Mr Trump’s defeat in the 2020 US presidential election appeared to promise the rebirth of the nuclear agreement, with the Biden team laying out the prospect of Washington getting back to it in the first year and even expanding it to something “longer and stronger” and include other issues relating to Iran.

There was said to be a possible preliminary agreement on the terms future negotiations between Washington and Tehran when the talks adjourned five months ago.

But little has moved forward since then with no further talks and the bulk of the US sanctions staying in place. The plummeting popularity of Mr Biden and recent Democrat defeats in American elections this November, including a crushing loss in Virginia’s gubernatorial election, has raised Iranian concerns that Republicans may win the 2024 presidential election with the possibility of Mr Trump returning to the White House.

Meanwhile, Tehran claims that the Biden administration is not taking the necessary steps to kickstart the talks. Mr Bagheri Kani commented: “Regrettably, the failed policy of pursuing the maximum pressure campaign, which began in the Trump administration, remains in the agenda of the Biden administration.

“President Biden needs to remove the sanctions in order to relieve himself of what we see as political bewilderment and the pursuit of failed and inhumane policies of the Trump administration.”

While failing to advance talks on the nuclear issue, the Biden’s administration’s actions on another major foreign policy concern, retreating from Afghanistan, had damaged its credibility in the Middle East and helped Iran’s relations with countries in the region, Mr Bagheri Kani maintained.

“The US escape from Afghanistan demonstrated yet another instance where the United States is not a reliable partner for anyone. We are in close, constant and intense dialogue with countries of the region”, he said.

Relations between Iran and Britain had been affected by the continuing detention of Nazanin Zaghari-Ratcliffe, a British-Iranian national, in Iran.

Richard Ratcliffe, the husband of Iranian detainee Nazanin Zaghari-Ratcliffe, on the 19th day of his hunger strike outside the Foreign, Commonwealth and Development Office in London earlier this month
Richard Ratcliffe, the husband of Iranian detainee Nazanin Zaghari-Ratcliffe, on the 19th day of his hunger strike outside the Foreign, Commonwealth and Development Office in London earlier this month (PA)

It is believed that what happens next in the case will depend on the issue of $400m (£300m) the UK owes to Iran over a deal for 1,500 battle tanks in the mid 1970s. The vast majority of the Chieftain tanks were not delivered after the Shah was overthrown and an Islamic Republic established in Iran in 1979. 

The British government has lost a series of legal actions, including international arbitration in the Hague, over the money owed, but has yet to pay Iran and has refused to say why the payment has not been made. 

Government officials have previously held that paying the debt would breach European Union and US sanctions on Iran.
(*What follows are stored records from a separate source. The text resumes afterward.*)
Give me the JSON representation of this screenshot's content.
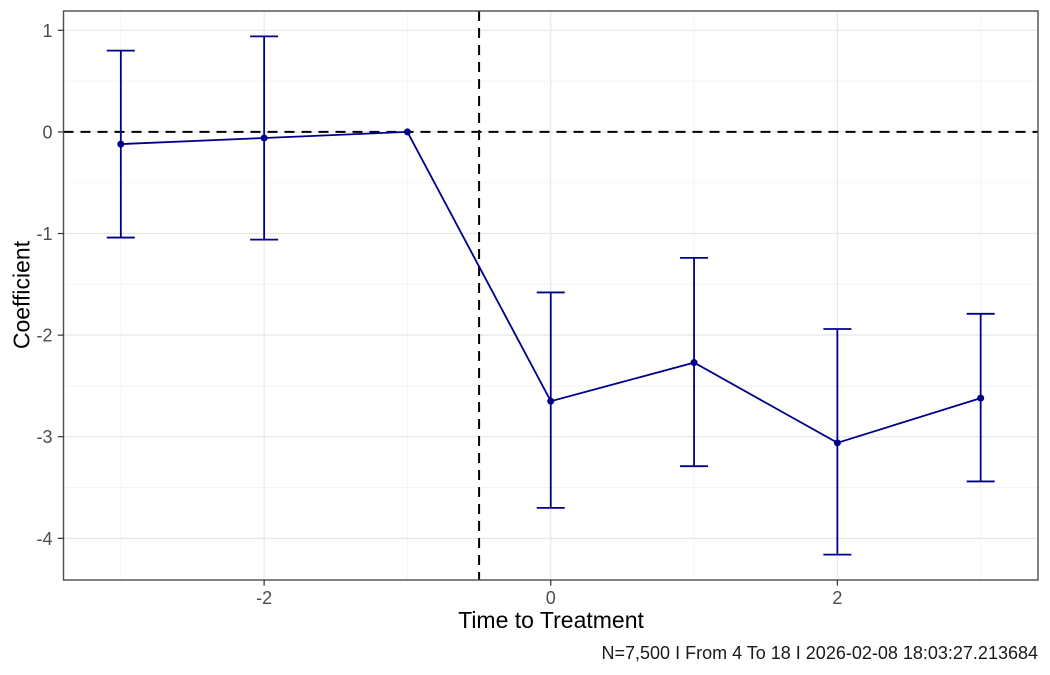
{
  "figure": {
    "caption": "N=7,500 I From 4 To 18 I 2026-02-08 18:03:27.213684",
    "background": "#FFFFFF"
  },
  "chart_data": {
    "type": "line",
    "subtype": "event-study-coefficient-plot-with-error-bars",
    "title": "",
    "xlabel": "Time to Treatment",
    "ylabel": "Coefficient",
    "x": [
      -3,
      -2,
      -1,
      0,
      1,
      2,
      3
    ],
    "series": [
      {
        "name": "coefficient",
        "values": [
          -0.12,
          -0.06,
          0,
          -2.65,
          -2.27,
          -3.06,
          -2.62
        ],
        "ci_low": [
          -1.04,
          -1.06,
          null,
          -3.7,
          -3.29,
          -4.16,
          -3.44
        ],
        "ci_high": [
          0.8,
          0.94,
          null,
          -1.58,
          -1.24,
          -1.94,
          -1.79
        ]
      }
    ],
    "reference_x": -1,
    "hline_y": 0,
    "vline_x": -0.5,
    "xticks": [
      -2,
      0,
      2
    ],
    "yticks": [
      1,
      0,
      -1,
      -2,
      -3,
      -4
    ],
    "xticks_minor": [
      -3,
      -1,
      1,
      3
    ],
    "yticks_minor": [
      0.5,
      -0.5,
      -1.5,
      -2.5,
      -3.5
    ],
    "xlim": [
      -3.4,
      3.4
    ],
    "ylim": [
      -4.41,
      1.19
    ],
    "grid": "major and minor, light gray, white panel",
    "legend": "none",
    "colors": {
      "series": "#00008B",
      "reference_line": "#000000",
      "grid_major": "#E7E7E7",
      "grid_minor": "#F2F2F2",
      "panel_border": "#4D4D4D",
      "panel_bg": "#FFFFFF",
      "tick": "#333333",
      "tick_label": "#4D4D4D",
      "axis_title": "#000000",
      "caption": "#1A1A1A"
    }
  }
}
But the UK is no longer a part of the European Union and Washington had stated that it would be the “sovereign decision” of the UK on what it does with the money. 

“The British government should pay its debt in full, problems regarding the payment of this debt is the UK government’s business.” Mr Bagheri Kani said.
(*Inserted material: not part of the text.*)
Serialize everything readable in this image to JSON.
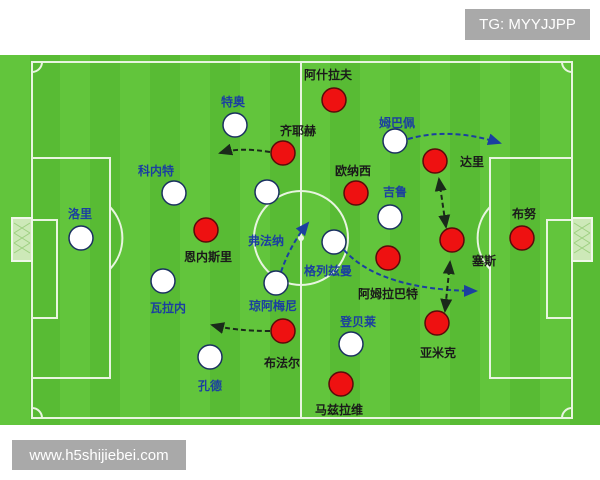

The Iranian negotiator had met British officials and the Foreign Office minister, James Cleverly, to discuss the nuclear deal as well as Ms Zaghari-Ratcliffe’s incarceration on a visit to London earlier this month.

Mr Bagheri Kani had also visited a number of other European capitals to talk about the JCPOA. Tehran holds that the European signatories to the deal have not done enough to defend it against US sanctions.
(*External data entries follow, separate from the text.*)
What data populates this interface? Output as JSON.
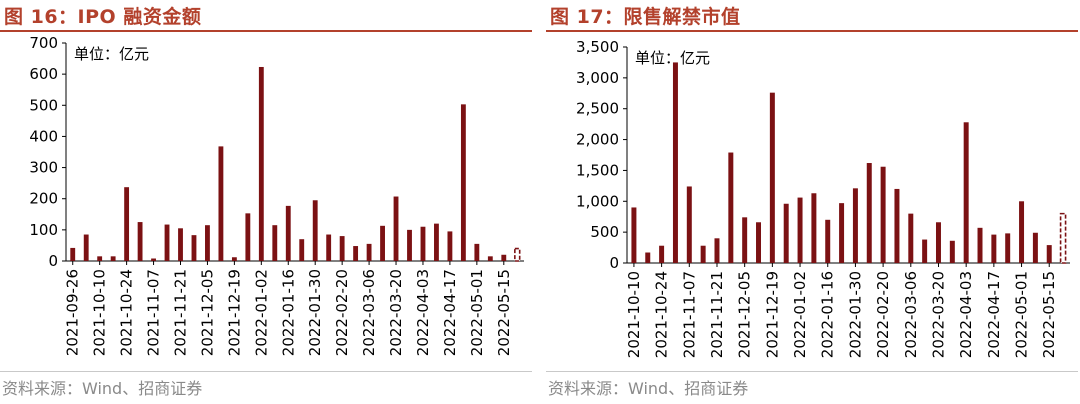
{
  "charts": [
    {
      "title": "图 16：IPO 融资金额",
      "source": "资料来源：Wind、招商证券",
      "chart_data": {
        "type": "bar",
        "title": "图 16：IPO 融资金额",
        "unit_label": "单位：亿元",
        "ylim": [
          0,
          700
        ],
        "yticks": [
          0,
          100,
          200,
          300,
          400,
          500,
          600,
          700
        ],
        "grid": false,
        "bar_color": "#7b1113",
        "dashed_last_bar": true,
        "x_tick_labels": [
          "2021-09-26",
          "2021-10-10",
          "2021-10-24",
          "2021-11-07",
          "2021-11-21",
          "2021-12-05",
          "2021-12-19",
          "2022-01-02",
          "2022-01-16",
          "2022-01-30",
          "2022-02-20",
          "2022-03-06",
          "2022-03-20",
          "2022-04-03",
          "2022-04-17",
          "2022-05-01",
          "2022-05-15"
        ],
        "values": [
          42,
          85,
          15,
          15,
          237,
          125,
          8,
          117,
          105,
          83,
          115,
          368,
          12,
          153,
          623,
          115,
          177,
          70,
          195,
          85,
          80,
          48,
          55,
          113,
          207,
          100,
          110,
          120,
          95,
          503,
          55,
          15,
          20,
          40
        ]
      }
    },
    {
      "title": "图 17：限售解禁市值",
      "source": "资料来源：Wind、招商证券",
      "chart_data": {
        "type": "bar",
        "title": "图 17：限售解禁市值",
        "unit_label": "单位：亿元",
        "ylim": [
          0,
          3500
        ],
        "yticks": [
          0,
          500,
          1000,
          1500,
          2000,
          2500,
          3000,
          3500
        ],
        "ytick_labels": [
          "0",
          "500",
          "1,000",
          "1,500",
          "2,000",
          "2,500",
          "3,000",
          "3,500"
        ],
        "grid": false,
        "bar_color": "#7b1113",
        "dashed_last_bar": true,
        "x_tick_labels": [
          "2021-10-10",
          "2021-10-24",
          "2021-11-07",
          "2021-11-21",
          "2021-12-05",
          "2021-12-19",
          "2022-01-02",
          "2022-01-16",
          "2022-01-30",
          "2022-02-20",
          "2022-03-06",
          "2022-03-20",
          "2022-04-03",
          "2022-04-17",
          "2022-05-01",
          "2022-05-15"
        ],
        "values": [
          900,
          170,
          280,
          3250,
          1240,
          280,
          400,
          1790,
          740,
          660,
          2760,
          960,
          1060,
          1130,
          700,
          970,
          1210,
          1620,
          1560,
          1200,
          800,
          380,
          660,
          360,
          2280,
          570,
          460,
          480,
          1000,
          490,
          290,
          800
        ]
      }
    }
  ]
}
He said: “Europeans should make amends for their non-compliance regarding the JCPOA through implementing practical steps to remove the sanctions. We measure the stances of other countries considering our own interests; and their contact and interaction with the United States is not a matter of discussion for us. A country that has a seat at a negotiating table must be able to pursue independent policies, otherwise why should it be at the table?”